For months, I worked in a restaurant where politically conservative coworkers constantly talked about the ebbs and flows of their love lives. But I knew if I talked about the woman I had been head-over-heels for for almost a year, I could lose my job. The queer experience can be lonely, and there are inevitably experiences  that non-queer people will never understand. Having to come out every time you meet someone new for the rest of your life, being seen as a lesser human being by a hateful demographic, a severely restricted dating pool, the inability to experience random meet-cutes at a grocery store, being rejected by a community you devoted so much of your life to, and hearing casual or unintentional homophobia from the mouths of those you love. 

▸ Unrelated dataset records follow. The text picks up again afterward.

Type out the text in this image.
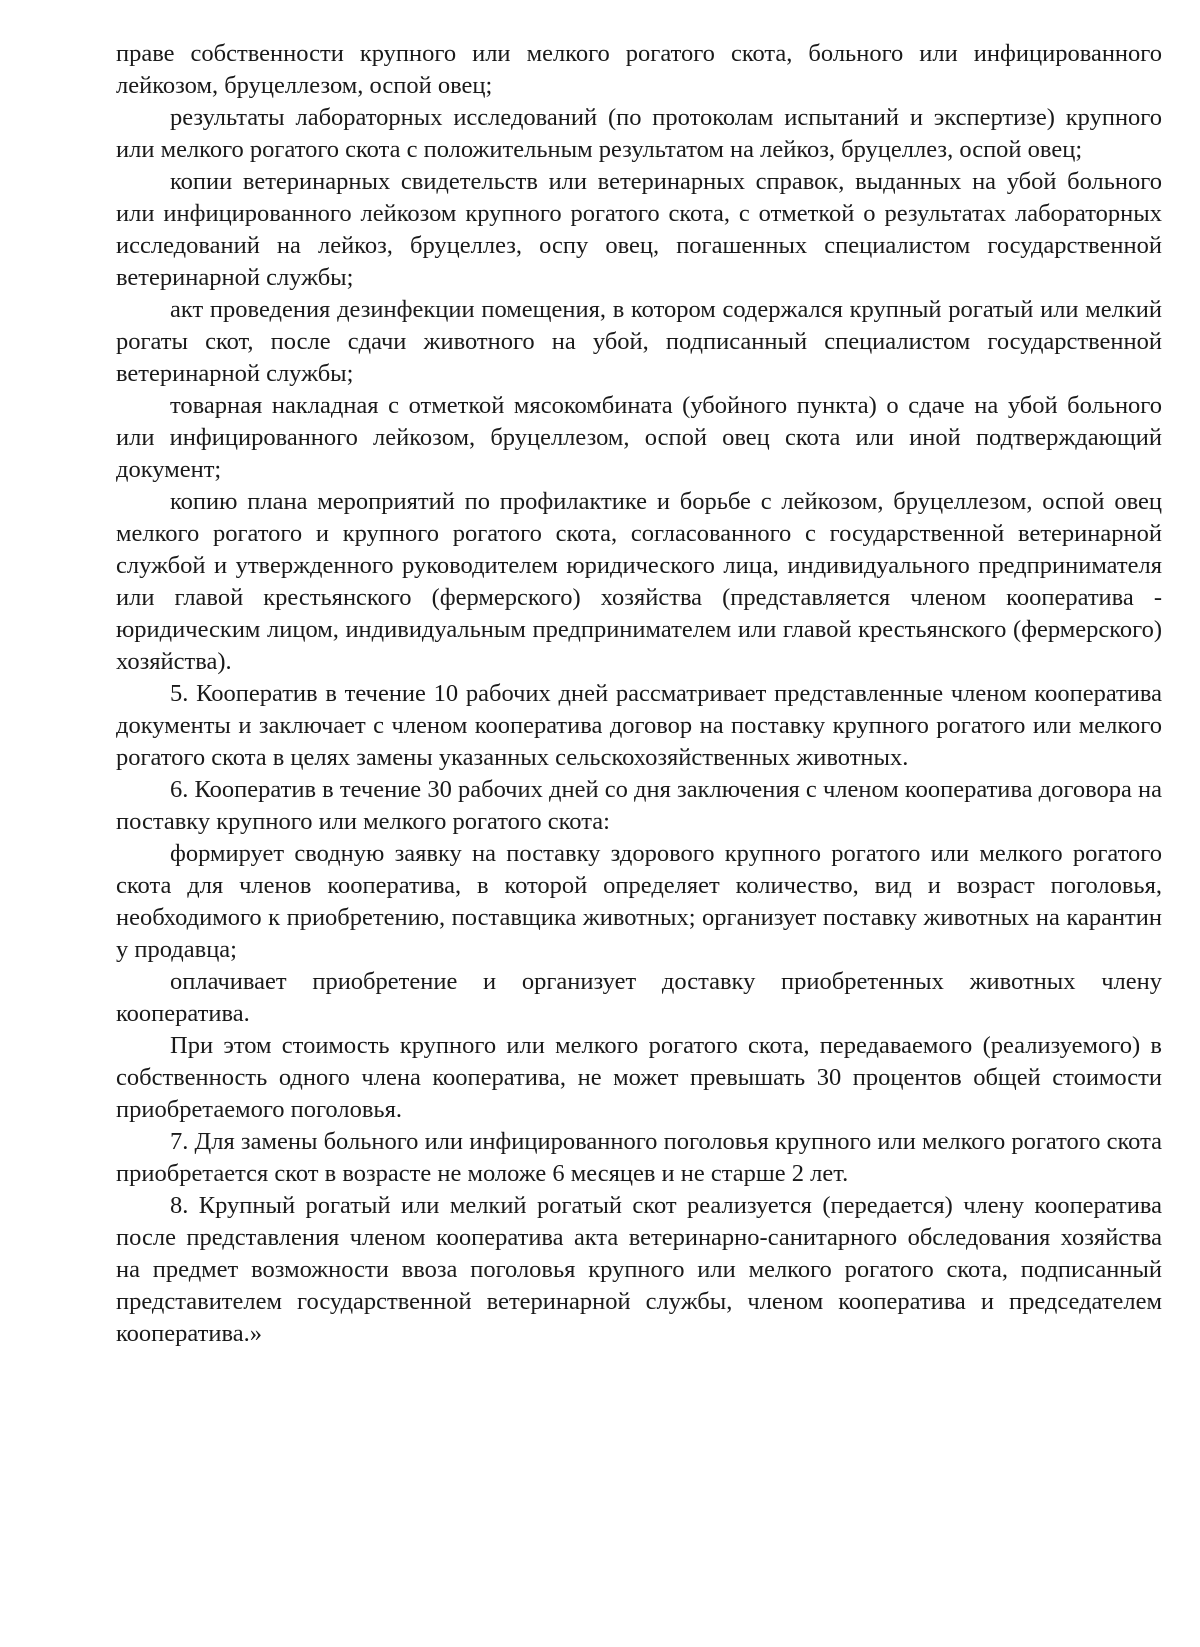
праве собственности крупного или мелкого рогатого скота, больного или инфицированного лейкозом, бруцеллезом, оспой овец;

результаты лабораторных исследований (по протоколам испытаний и экспертизе) крупного или мелкого рогатого скота с положительным результатом на лейкоз, бруцеллез, оспой овец;

копии ветеринарных свидетельств или ветеринарных справок, выданных на убой больного или инфицированного лейкозом крупного рогатого скота, с отметкой о результатах лабораторных исследований на лейкоз, бруцеллез, оспу овец, погашенных специалистом государственной ветеринарной службы;

акт проведения дезинфекции помещения, в котором содержался крупный рогатый или мелкий рогаты скот, после сдачи животного на убой, подписанный специалистом государственной ветеринарной службы;

товарная накладная с отметкой мясокомбината (убойного пункта) о сдаче на убой больного или инфицированного лейкозом, бруцеллезом, оспой овец скота или иной подтверждающий документ;

копию плана мероприятий по профилактике и борьбе с лейкозом, бруцеллезом, оспой овец мелкого рогатого и крупного рогатого скота, согласованного с государственной ветеринарной службой и утвержденного руководителем юридического лица, индивидуального предпринимателя или главой крестьянского (фермерского) хозяйства (представляется членом кооператива - юридическим лицом, индивидуальным предпринимателем или главой крестьянского (фермерского) хозяйства).

5. Кооператив в течение 10 рабочих дней рассматривает представленные членом кооператива документы и заключает с членом кооператива договор на поставку крупного рогатого или мелкого рогатого скота в целях замены указанных сельскохозяйственных животных.

6. Кооператив в течение 30 рабочих дней со дня заключения с членом кооператива договора на поставку крупного или мелкого рогатого скота:

формирует сводную заявку на поставку здорового крупного рогатого или мелкого рогатого скота для членов кооператива, в которой определяет количество, вид и возраст поголовья, необходимого к приобретению, поставщика животных; организует поставку животных на карантин у продавца;

оплачивает приобретение и организует доставку приобретенных животных члену кооператива.

При этом стоимость крупного или мелкого рогатого скота, передаваемого (реализуемого) в собственность одного члена кооператива, не может превышать 30 процентов общей стоимости приобретаемого поголовья.

7. Для замены больного или инфицированного поголовья крупного или мелкого рогатого скота приобретается скот в возрасте не моложе 6 месяцев и не старше 2 лет.

8. Крупный рогатый или мелкий рогатый скот реализуется (передается) члену кооператива после представления членом кооператива акта ветеринарно-санитарного обследования хозяйства на предмет возможности ввоза поголовья крупного или мелкого рогатого скота, подписанный представителем государственной ветеринарной службы, членом кооператива и председателем кооператива.»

Coming to terms with my own sexuality was hard for entirely unexpected reasons. While I worried what others might think, I also mourned the grand narrative of a conventional life: marriage, kids, and old age the way I imagined it to be from an incredibly young age. Knowing that a single round of in vitro fertilization might run me up to thirty thousand dollars is like a punch to the gut. 

It is so exhausting to navigate a world where my sex life is seen as a statement. I’m in love, please just leave me alone. Please understand that loving a woman is not my active choice or a personified middle finger to conservative ideals. Not for lack of pride for who I am, but because I never considered a central tenet of myself - something so personal - to incite debate, fury, violence, hatred, or fear. It is me. It is us. I don’t want to think of myself as brave for kissing another woman. I do it because I want to enjoy a moment of connection with another individual but am devastated to know that is not a luxury I’m afforded. I cross all of my fingers and all of my toes that one day, I won’t be seen as sick, deviant, or immoral because I’m in love. 

At the end of the day, I’m so glad the cosmos never granted my will to marry Mark. But that realization was not easy to come by.